Carmelo Anthony Has Played His Best Basketball For The New York Knicks

There can be no arguing that the blockbuster trade that landed the New York Knicks forward Carmelo Anthony has paid off in the short run. Not only did the Knicks improve as a team after the trade, but Anthony played the best basketball of his career for the franchise.

In the 54 games prior to Anthony's arrival on the Knicks' roster, the Knicks had only outscored their opponents by 0.4 points per 100 possessions, which is the make-up of a team barely above .500. Yet, all that changed after the trade.

Over the next 27 games, the Knicks played a much more efficient style of basketball, outscoring opponents by 2.0 points per 100 possessions; the last game of the season was not counted because Anthony did not appear in it. The Knicks were not playing elite basketball by any means, but they were significantly better than they had been before the trade.
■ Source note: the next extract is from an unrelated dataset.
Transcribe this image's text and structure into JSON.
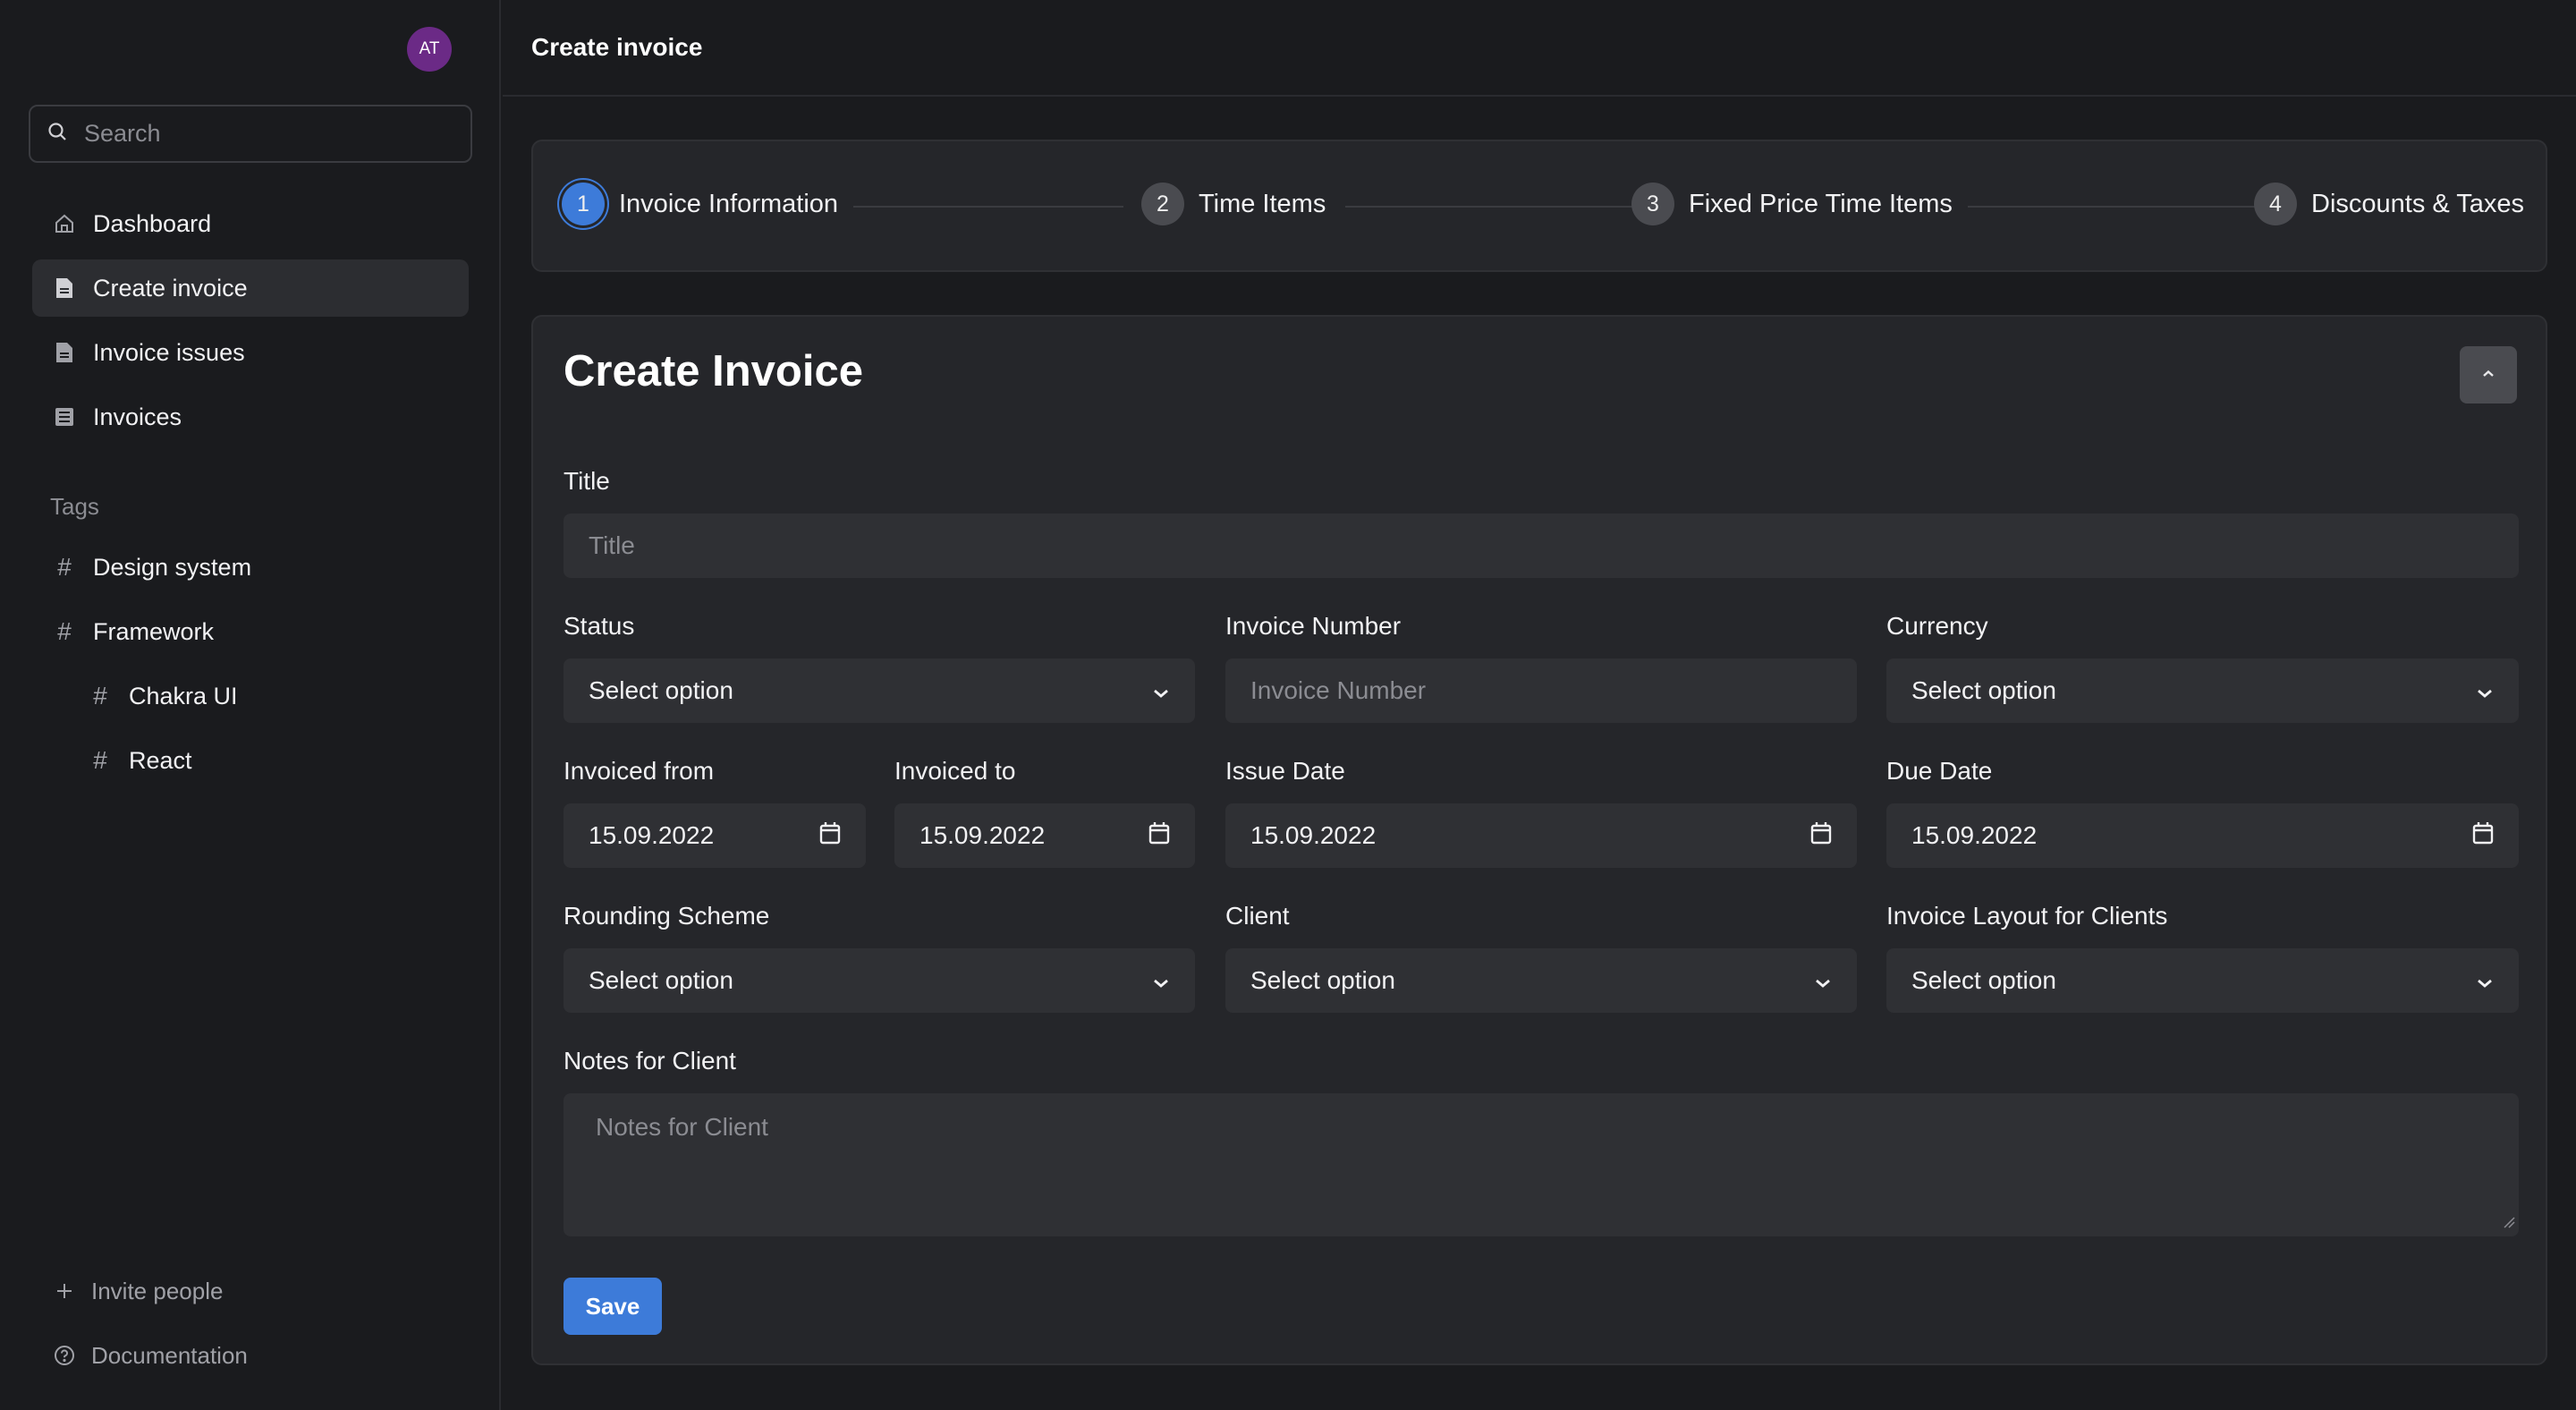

A large part of the reason for the Knicks' improvement was the play of the true target of the blockbuster trade deal, Carmelo Anthony. Anthony easily outpaced what he had done for his previous team, the Denver Nuggets.
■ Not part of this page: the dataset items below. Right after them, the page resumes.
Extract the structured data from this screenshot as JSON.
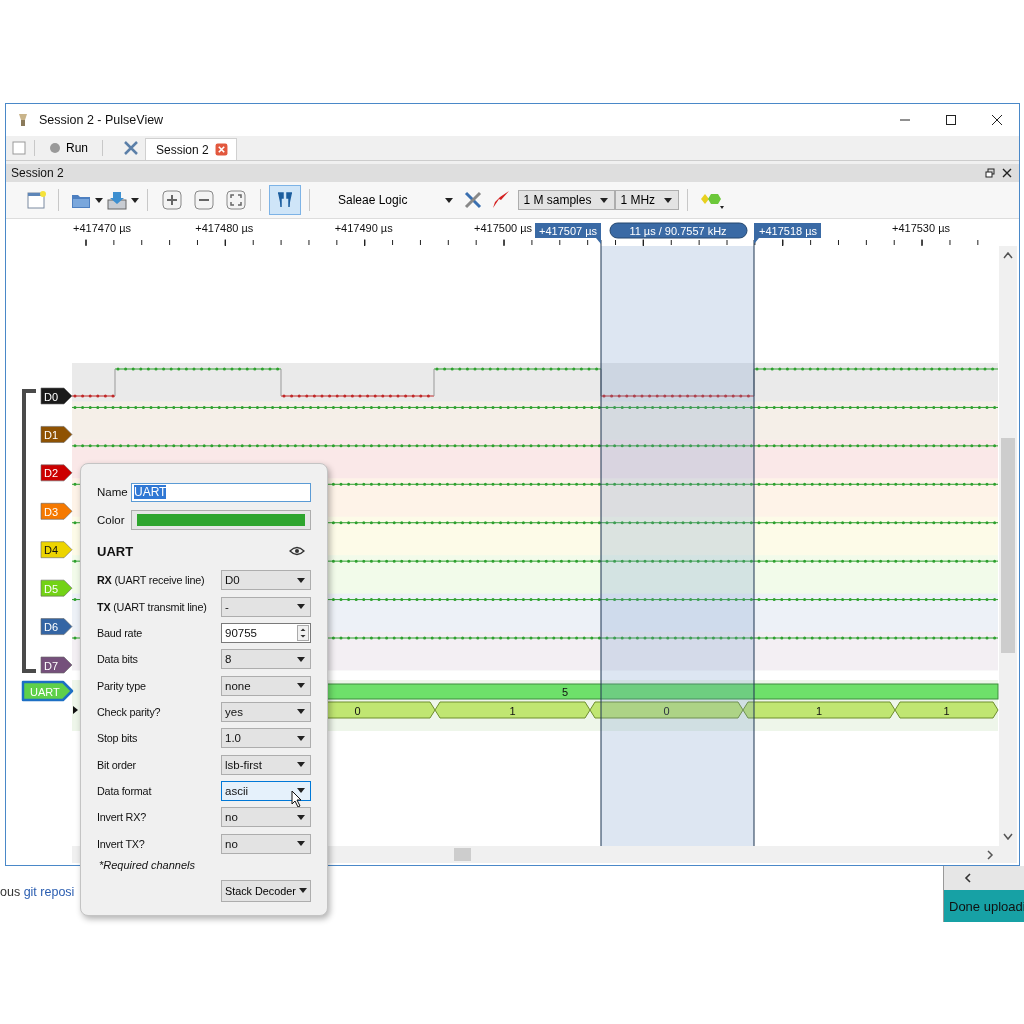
{
  "window": {
    "title": "Session 2 - PulseView"
  },
  "main_toolbar": {
    "run_label": "Run",
    "tabs": [
      {
        "label": "Session 2",
        "selected": true
      }
    ]
  },
  "dock": {
    "title": "Session 2"
  },
  "toolbar": {
    "device": "Saleae Logic",
    "sample_count": "1 M samples",
    "sample_rate": "1 MHz",
    "cursors_on": true
  },
  "ruler": {
    "ticks": [
      "+417470 µs",
      "+417480 µs",
      "+417490 µs",
      "+417500 µs",
      "+417530 µs"
    ],
    "cursors": [
      "+417507 µs",
      "+417518 µs"
    ],
    "measurement": "11 µs / 90.7557 kHz"
  },
  "channels": [
    {
      "name": "D0",
      "color": "#1a1a1a"
    },
    {
      "name": "D1",
      "color": "#8f5202"
    },
    {
      "name": "D2",
      "color": "#cc0000"
    },
    {
      "name": "D3",
      "color": "#f57900"
    },
    {
      "name": "D4",
      "color": "#edd400"
    },
    {
      "name": "D5",
      "color": "#73d216"
    },
    {
      "name": "D6",
      "color": "#3465a4"
    },
    {
      "name": "D7",
      "color": "#75507b"
    }
  ],
  "decoder": {
    "name": "UART",
    "color": "#5fd04a",
    "row_value": "5",
    "annotations": [
      "0",
      "1",
      "0",
      "1",
      "1"
    ]
  },
  "popup": {
    "name_label": "Name",
    "name_value": "UART",
    "name_selected": true,
    "color_label": "Color",
    "title": "UART",
    "options": [
      {
        "label": "**RX** (UART receive line)",
        "kind": "combo",
        "value": "D0",
        "focused": false
      },
      {
        "label": "**TX** (UART transmit line)",
        "kind": "combo",
        "value": "-",
        "focused": false
      },
      {
        "label": "Baud rate",
        "kind": "spin",
        "value": "90755",
        "focused": false
      },
      {
        "label": "Data bits",
        "kind": "combo",
        "value": "8",
        "focused": false
      },
      {
        "label": "Parity type",
        "kind": "combo",
        "value": "none",
        "focused": false
      },
      {
        "label": "Check parity?",
        "kind": "combo",
        "value": "yes",
        "focused": false
      },
      {
        "label": "Stop bits",
        "kind": "combo",
        "value": "1.0",
        "focused": false
      },
      {
        "label": "Bit order",
        "kind": "combo",
        "value": "lsb-first",
        "focused": false
      },
      {
        "label": "Data format",
        "kind": "combo",
        "value": "ascii",
        "focused": true
      },
      {
        "label": "Invert RX?",
        "kind": "combo",
        "value": "no",
        "focused": false
      },
      {
        "label": "Invert TX?",
        "kind": "combo",
        "value": "no",
        "focused": false
      }
    ],
    "note": "*Required channels",
    "stack_button": "Stack Decoder"
  },
  "background": {
    "text": "ous",
    "link": "git reposi",
    "status": "Done uploadi"
  }
}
For the Nuggets this year in 50 games, he posted a true shooting percentage of 54.7 percent, produced 107 points per 100 possessions, and contributed 0.127 win shares per 48 minutes. Had he continued along that same track for the rest of the season, he would have had the fourth-worst season of his eight-year career.

However, he did not. His true shooting percentage jumped up to 57.5 percent, thanks in large part to him shooting an uncharacteristically high 42.4 percent from the three-point line; for his career, including those 27 games, Anthony has shot 32.0 percent on three-pointers.

Due mostly to his increased shooting efficiency, Anthony produced 114 points per 100 possessions and contributed 0.157 win shares per 48 minutes, which are superior to anything he has ever done over a full season.

Since Anthony's offensive proficiency is unlike anything he has ever accomplished in his career, it will probably be too much to expect for him to continue to play as well in the future as he did over those 27 games for the Knicks, but it has certainly been an extraordinarily good ride for Anthony and the Knicks so far.